Conversely, the FH + H reaction has a late transition state, again implying that it more closely resembles the products (which one would expect from a reversible reaction!). Hence, the Polanyi rules suggest that increasing the vibrational energy will be a more efficient driving force than translational energy. This can be seen in the two contour plots below:
Translational Energy Increased:
Ng611 (talk) 20:15, 24 May 2018 (BST) This really is an excessive amount of translational energy!

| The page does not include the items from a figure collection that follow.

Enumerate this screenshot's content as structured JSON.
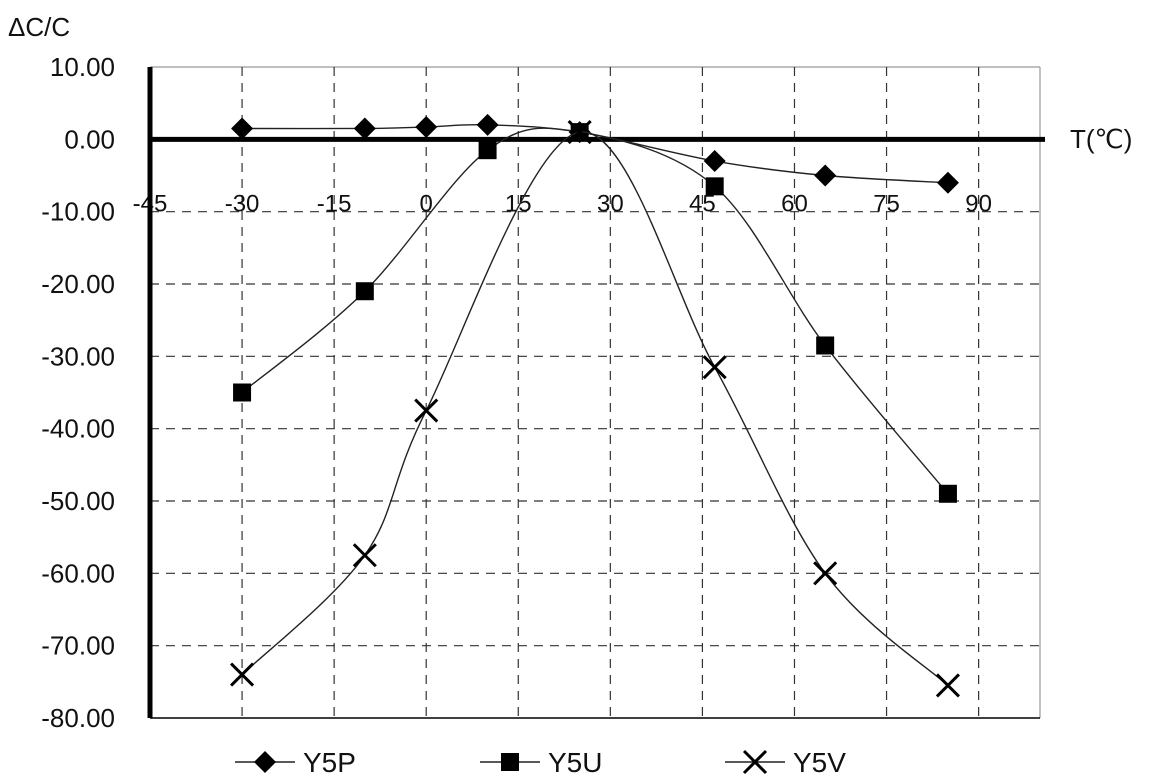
{
  "chart_data": {
    "type": "line",
    "title": "",
    "ylabel": "ΔC/C",
    "xlabel": "T(℃)",
    "ylim": [
      -80,
      10
    ],
    "xlim": [
      -45,
      100
    ],
    "yticks": [
      "10.00",
      "0.00",
      "-10.00",
      "-20.00",
      "-30.00",
      "-40.00",
      "-50.00",
      "-60.00",
      "-70.00",
      "-80.00"
    ],
    "ytick_values": [
      10,
      0,
      -10,
      -20,
      -30,
      -40,
      -50,
      -60,
      -70,
      -80
    ],
    "xticks": [
      "-45",
      "-30",
      "-15",
      "0",
      "15",
      "30",
      "45",
      "60",
      "75",
      "90"
    ],
    "xtick_values": [
      -45,
      -30,
      -15,
      0,
      15,
      30,
      45,
      60,
      75,
      90
    ],
    "grid": true,
    "legend": "bottom",
    "series": [
      {
        "name": "Y5P",
        "marker": "diamond",
        "x": [
          -30,
          -10,
          0,
          10,
          25,
          47,
          65,
          85
        ],
        "y": [
          1.5,
          1.5,
          1.7,
          2.0,
          1.0,
          -3.0,
          -5.0,
          -6.0
        ]
      },
      {
        "name": "Y5U",
        "marker": "square",
        "x": [
          -30,
          -10,
          10,
          25,
          47,
          65,
          85
        ],
        "y": [
          -35.0,
          -21.0,
          -1.5,
          1.0,
          -6.5,
          -28.5,
          -49.0
        ]
      },
      {
        "name": "Y5V",
        "marker": "x",
        "x": [
          -30,
          -10,
          0,
          25,
          47,
          65,
          85
        ],
        "y": [
          -74.0,
          -57.5,
          -37.5,
          1.0,
          -31.5,
          -60.0,
          -75.5
        ]
      }
    ]
  }
}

Vibrational Energy Increased:
Here it took a value of -12 units of momentum in translational energy to result in a reactive trajectory (ie; a fast moving H atom colliding with the HF molecule to react). As predicted, it only took -10 units of momentum in vibrational energy to result in a reactive trajectory (ie; increasing the vibrational energy of the HF bond, while keeping the speed of the approaching H atom to a minimum, leading to a high energy species that is easier to react with). Thus, the in silico reaction proved the Polanyi rules.
Ng611 (talk) 20:15, 24 May 2018 (BST) Good! Remember that polanyi's rules are 'guidelines', rather than concrete rules. Overall, a good report!